Originally, Dropsuite only provided website backup services, but expanded services to include Cloud Backup for Office 365, Cloud Backup for G Suite Gmail, and email archiving. Additional solutions include GDPR Responder, eDiscovery, Insights BI and Ransomware Protection.

Corporation

Company History 
Dropsuite began development under the name Dropmysite in September 2011 when John Fearon’s business website needed a backup solution and he couldn’t find a service that met his needs. Fearon raised $300,000 in a first round of funding on a Singaporean television show called Angel’s Gate. In 2012, he created an email backup service called Dropmyemail.  On October 31, 2013, Charif Elansari took over as CEO. In 2014, a smartphone backup service called Dropmymobile was launched.

Dropmysite has local offices in the US, Singapore, Japan and India. It has entered into partnership with Xpress Hosting, a web-hosting company in Mexico for getting access to 100,000 customers and 500,000 domains.
Dropmysite has also announced partnerships with GMO Cloud and paperboy in Japan. On October 3, 2015, GoDaddy launched a cloud backup service for websites powered by Dropmysite.

In 2016, the company rebranded under the name Dropsuite. On Dec 29, 2016, the company went public on the Australia Securities Exchange via a backdoor listing. In 2017, Dropsuite entered into a distribution agreement with Ingram Micro. On October 22, 2018, Dropsuite entered into a cloud distribution partnership with Pax8.  In 2019, DSD Europe announced a partnership with Dropsuite and is adding Dropsuite’s Microsoft Office 365 Cloud backup and email backup to their cloud backup services.

Management team 
The management team consists of people of different continents including Asia, Africa, and North America and Australia.
 Chairman—Theo Hnarakis
Non-Executive Director—Bruce Tonkin
 CTO—Ron Hart
 CEO—⁣Charif El-Ansari
 COO—⁣Ridley Ruth

Investors 
Dropsuite Limited (ASX:DSE) is a publicly listed company on the Australian Securities Exchange.
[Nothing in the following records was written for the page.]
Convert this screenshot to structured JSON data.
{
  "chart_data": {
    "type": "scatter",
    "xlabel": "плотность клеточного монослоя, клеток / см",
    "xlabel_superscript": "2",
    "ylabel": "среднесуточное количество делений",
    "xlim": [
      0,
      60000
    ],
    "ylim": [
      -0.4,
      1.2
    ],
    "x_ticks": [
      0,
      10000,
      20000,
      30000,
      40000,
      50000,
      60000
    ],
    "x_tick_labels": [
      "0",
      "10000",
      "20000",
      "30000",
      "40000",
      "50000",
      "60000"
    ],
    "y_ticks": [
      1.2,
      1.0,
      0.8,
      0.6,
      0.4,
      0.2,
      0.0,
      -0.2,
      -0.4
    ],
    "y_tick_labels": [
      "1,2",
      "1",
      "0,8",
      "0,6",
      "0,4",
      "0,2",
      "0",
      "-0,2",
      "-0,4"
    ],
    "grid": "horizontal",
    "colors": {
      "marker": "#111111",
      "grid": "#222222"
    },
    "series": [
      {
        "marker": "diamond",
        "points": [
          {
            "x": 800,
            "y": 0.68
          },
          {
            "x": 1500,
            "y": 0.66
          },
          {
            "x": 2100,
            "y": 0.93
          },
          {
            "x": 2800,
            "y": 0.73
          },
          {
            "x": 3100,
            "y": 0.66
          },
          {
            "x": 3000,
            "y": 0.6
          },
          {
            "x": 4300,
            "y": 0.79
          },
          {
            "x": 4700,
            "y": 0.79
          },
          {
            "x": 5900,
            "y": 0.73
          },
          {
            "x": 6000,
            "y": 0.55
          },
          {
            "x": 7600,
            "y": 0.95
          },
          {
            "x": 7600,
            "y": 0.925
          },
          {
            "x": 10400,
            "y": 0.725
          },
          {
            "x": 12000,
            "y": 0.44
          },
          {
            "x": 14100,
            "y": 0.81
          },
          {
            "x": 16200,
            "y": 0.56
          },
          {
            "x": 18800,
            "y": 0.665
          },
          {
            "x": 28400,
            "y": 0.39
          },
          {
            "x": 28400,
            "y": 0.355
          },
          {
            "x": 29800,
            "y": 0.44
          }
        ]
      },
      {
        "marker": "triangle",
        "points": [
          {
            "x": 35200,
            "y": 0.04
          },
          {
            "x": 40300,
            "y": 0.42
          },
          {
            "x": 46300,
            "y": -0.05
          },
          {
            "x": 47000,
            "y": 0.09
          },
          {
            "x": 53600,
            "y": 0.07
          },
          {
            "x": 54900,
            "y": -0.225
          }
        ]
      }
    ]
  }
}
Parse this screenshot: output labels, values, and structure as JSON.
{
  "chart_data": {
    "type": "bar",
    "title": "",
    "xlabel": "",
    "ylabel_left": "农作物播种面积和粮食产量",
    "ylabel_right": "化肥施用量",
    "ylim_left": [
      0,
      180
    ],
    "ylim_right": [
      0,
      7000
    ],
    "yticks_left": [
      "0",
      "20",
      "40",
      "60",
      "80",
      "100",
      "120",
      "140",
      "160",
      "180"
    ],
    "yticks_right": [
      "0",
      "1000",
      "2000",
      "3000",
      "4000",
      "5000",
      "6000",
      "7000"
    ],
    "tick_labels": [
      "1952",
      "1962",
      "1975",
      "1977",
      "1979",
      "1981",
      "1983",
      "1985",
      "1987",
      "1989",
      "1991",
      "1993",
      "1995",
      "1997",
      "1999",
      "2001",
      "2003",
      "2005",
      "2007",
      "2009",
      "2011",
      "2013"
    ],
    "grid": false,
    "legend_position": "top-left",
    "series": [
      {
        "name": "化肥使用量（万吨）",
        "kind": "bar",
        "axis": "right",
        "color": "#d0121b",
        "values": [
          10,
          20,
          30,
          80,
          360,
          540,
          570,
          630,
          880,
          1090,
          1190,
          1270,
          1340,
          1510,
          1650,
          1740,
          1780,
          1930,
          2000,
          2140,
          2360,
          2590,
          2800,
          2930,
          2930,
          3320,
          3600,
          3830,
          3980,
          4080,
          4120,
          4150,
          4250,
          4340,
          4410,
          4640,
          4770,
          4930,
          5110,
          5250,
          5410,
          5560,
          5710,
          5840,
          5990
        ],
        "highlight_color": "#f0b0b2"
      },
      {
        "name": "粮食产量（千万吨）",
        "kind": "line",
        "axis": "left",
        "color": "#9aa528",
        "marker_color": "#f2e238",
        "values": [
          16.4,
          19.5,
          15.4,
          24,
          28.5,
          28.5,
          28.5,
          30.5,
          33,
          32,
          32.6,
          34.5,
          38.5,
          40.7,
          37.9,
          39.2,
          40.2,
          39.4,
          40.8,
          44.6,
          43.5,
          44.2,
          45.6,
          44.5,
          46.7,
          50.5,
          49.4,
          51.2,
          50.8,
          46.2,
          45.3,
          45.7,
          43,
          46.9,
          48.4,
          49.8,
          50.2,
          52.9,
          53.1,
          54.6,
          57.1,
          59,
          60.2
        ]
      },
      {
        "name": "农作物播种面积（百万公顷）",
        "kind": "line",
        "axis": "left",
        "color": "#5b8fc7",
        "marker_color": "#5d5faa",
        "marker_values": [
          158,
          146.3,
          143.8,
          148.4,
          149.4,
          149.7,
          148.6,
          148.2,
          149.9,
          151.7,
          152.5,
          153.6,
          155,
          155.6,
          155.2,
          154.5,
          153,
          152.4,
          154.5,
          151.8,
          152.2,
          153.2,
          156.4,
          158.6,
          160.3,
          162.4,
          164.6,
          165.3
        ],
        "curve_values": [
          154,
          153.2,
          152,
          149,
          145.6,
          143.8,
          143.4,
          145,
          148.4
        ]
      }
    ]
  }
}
Originally, Dropmysite is a privately held technology startup that received seed funding for from Crystal Horse Investments, Stanley Street Labs and a few angel investors.

Technology 
The backend of Dropmysite was originally based on Amazon AWS Infrastructure.  Dropsuite provides data backup support to many country-locations in The Americas, Europe, Asia,  and Africa. It utilizes Amazon Web Services data center support to ensure that data remains within country borders, if needed. All user data is stored online and there are no user agents to download and install.

Dropsuite's cloud services protect users' information with military-grade 256-bit advanced encryption, allow legal grade email archiving and are compatible with Microsoft Office 365 and, G Suite Gmail, Hosted Exchange, Open-Xchange and most IMAP/POP email servers.